La historia que nos narra Solsona se sitúa en el Vall de Cardós, en el Pirineo leridano, a donde entre finales de los años cincuenta y principios de los setenta del pasado siglo llegaron miles de trabajadores -solo en 1965, año en que se desarrolla la acción, fueron 2.500- procedentes del resto de España (singularmente andaluces, aunque también acudieron castellanos y extremeños) para acometer los descomunales proyectos, las colosales obras de perforación de montañas, apertura de túneles, canalización de las aguas de los lagos pirenaicos, construcción de centrales, creación de infraestructuras, y, en definitiva, para contribuir al levantamiento de un conjunto de ingenios hidroeléctricos sin los cuales -y las palabras son del propio autor en una reciente entrevista en prensa- la actual industria catalana no habría existido.

Esa avalancha de hombres -casi todos, de una u otra manera, perdedores de la guerra, marcados por el hambre y la pobreza, por la humillación y la derrota- tan distintos a los apacibles pobladores de los cerrados valles locales en costumbres e incluso en idioma, en valores, experiencias y perspectivas vitales, revoluciona la zona, dando lugar a efímeras relaciones que mezclarán a foráneos con autóctonos, a los desarraigados que arribaban a aquellos parajes para buscarse la vida con los lugareños que verán en ellos las posibilidades de crecimiento y riqueza, aportando en igual medida dinero y conflictos, y abriendo la región -y por extensión, Cataluña entera-, sumida aún en las oscuras nieblas de un franquismo de posguerra, a una incipiente prosperidad y a unos primeros atisbos de modernidad.

En este escenario, el asesinato de un guardia civil de Noguera de Cardós, en donde se ubica el campamento central de Cohisa, la principal empresa constructora, permite el desenvolvimiento de una trama vagamente policiaca, en la que el proceso de investigación y esclarecimiento del crimen se imbrica con el relato de un amor imposible entre Rossita, una mujer del pueblo, casada con Jaume “el de la Madera”, un pequeño “capo” local, y uno de los recién llegados, Santi Vallory, un joven topógrafo empleado en las obras, que alquila una habitación en la vivienda del matrimonio.

El libro se estructura en seis largas secciones, organizadas en torno a las principales festividades que puntúan el paso del tiempo en aquel entorno rural: de San Pedro al 18 de Julio de 1965, de San Jaime a San Lorenzo, de la Fiesta Mayor de Noguera a la víspera del Pilar, del Pilar a Todos los Santos, de Todos los Santos a San Andrés, y de San Andrés a la Purísima, apenas medio año en el que la narración avanza a través de las voces de diferentes personajes que se van sucediendo y contando la historia desde distintas perspectivas en un complejo aunque fluido mosaico que enriquece la novela.
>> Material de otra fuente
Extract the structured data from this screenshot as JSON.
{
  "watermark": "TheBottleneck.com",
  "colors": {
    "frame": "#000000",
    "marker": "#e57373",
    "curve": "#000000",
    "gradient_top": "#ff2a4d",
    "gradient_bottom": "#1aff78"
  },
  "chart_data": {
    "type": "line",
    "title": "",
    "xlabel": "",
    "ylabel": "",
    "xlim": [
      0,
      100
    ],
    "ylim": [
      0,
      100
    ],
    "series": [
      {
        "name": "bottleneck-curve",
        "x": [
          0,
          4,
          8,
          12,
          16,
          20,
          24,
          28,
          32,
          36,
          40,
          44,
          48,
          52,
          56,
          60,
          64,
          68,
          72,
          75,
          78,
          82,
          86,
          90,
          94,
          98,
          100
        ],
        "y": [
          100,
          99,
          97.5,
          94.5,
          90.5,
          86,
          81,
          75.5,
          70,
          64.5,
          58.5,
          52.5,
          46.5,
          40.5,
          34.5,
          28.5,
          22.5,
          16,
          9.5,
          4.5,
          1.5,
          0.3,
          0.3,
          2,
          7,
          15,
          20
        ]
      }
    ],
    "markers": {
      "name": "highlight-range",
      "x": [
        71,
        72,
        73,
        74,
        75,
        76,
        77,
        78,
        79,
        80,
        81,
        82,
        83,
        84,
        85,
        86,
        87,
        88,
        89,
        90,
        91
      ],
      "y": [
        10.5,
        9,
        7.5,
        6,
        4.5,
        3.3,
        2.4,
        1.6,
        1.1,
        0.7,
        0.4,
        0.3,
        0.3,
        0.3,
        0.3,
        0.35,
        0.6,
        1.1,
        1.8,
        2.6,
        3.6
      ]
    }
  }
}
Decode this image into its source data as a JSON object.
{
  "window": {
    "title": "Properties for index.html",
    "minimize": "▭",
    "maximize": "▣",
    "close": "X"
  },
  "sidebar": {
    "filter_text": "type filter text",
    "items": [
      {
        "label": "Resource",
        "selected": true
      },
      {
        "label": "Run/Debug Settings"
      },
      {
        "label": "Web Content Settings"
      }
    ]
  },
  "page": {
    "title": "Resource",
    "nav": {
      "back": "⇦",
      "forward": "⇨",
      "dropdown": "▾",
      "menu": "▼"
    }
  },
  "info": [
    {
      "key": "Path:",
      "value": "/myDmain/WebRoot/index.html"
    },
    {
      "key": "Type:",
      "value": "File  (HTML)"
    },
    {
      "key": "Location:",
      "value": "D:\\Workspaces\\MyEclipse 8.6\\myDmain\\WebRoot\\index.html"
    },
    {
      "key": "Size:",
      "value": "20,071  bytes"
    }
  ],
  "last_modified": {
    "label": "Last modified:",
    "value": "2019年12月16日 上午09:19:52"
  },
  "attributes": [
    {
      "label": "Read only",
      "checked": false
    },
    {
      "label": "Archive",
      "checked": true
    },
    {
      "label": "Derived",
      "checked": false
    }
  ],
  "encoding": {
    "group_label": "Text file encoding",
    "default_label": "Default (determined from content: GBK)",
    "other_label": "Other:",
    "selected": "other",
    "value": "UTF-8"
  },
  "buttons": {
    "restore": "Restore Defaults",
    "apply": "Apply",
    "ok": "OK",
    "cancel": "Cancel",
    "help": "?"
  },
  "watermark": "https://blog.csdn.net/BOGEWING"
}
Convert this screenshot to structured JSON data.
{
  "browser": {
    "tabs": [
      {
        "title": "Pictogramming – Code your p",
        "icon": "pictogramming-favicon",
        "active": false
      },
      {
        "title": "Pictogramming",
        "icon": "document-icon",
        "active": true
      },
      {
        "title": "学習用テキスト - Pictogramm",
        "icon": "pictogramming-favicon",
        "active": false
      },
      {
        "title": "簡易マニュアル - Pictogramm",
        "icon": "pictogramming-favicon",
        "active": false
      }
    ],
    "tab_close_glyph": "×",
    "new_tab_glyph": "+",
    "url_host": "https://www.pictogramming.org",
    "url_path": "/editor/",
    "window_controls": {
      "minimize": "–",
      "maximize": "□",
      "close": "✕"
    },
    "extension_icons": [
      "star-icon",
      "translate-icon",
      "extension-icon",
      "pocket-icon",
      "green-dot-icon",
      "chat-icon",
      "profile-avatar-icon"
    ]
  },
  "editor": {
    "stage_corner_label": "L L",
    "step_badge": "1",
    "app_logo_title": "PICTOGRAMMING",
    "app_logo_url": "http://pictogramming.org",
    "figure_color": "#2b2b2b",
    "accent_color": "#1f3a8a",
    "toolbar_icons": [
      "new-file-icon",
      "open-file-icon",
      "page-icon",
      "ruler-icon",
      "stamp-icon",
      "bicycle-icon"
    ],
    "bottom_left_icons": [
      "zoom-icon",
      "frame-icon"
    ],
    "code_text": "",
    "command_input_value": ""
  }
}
Y así, además de a los propios Santi y Rossita, escuchamos a distintos empleados de Cohisa: contables y delineantes, administrativos e ingenieros, geólogos y dibujantes; a obreros encargados del trabajo “a pie de campo”, luchando contra las rocas en las excavaciones: mineros y perforadores, picadores y dinamiteros; a las operarias de la centralita telefónica; a los hombres que juegan al tute en el cineclub local; a diversas mujeres del pueblo; a una trabajadora doméstica que sirve en la mansión de los poderosos propietarios de la compañía; a una empleada del colegio público; a la dueña de la tienda; a distintos lugareños, hijos de Noguera o de sus aledaños (como Amadeu Casas, que habla en el texto con el que cierro esta reseña y en el que podréis apreciar el “tono” del libro); al As de Copas, un número de la guardia civil, y al Sapo, su despreciable sargento; a la reina de las fiestas; a Frank King, el guineano que llega para cantar en dichos festejos; a Mosén Antonino, el sanguinario y cobarde cura del pueblo; a Pasqualet de Casa Xico, el monaguillo; al doctor; a un jubilado reportero de ‘El Caso’… Y cada uno de ellos cuenta su vida, su trayectoria hasta llegar al valle, y deja, obviamente, su testimonio de los hechos ocurridos en aquellos meses. En su mayor parte hablan retrospectivamente, desde un presente en el que María Emilia Catarineu -un personaje inventado, una periodista y escritora, autora de artículos sobre las obras hidroeléctricas publicados en diversas revistas y que se “transcriben” en la novela- realiza una investigación sobre los hechos acaecidos décadas atrás y de los que ha tenido noticia por vías que no puedo revelar y que se descubren al final del libro.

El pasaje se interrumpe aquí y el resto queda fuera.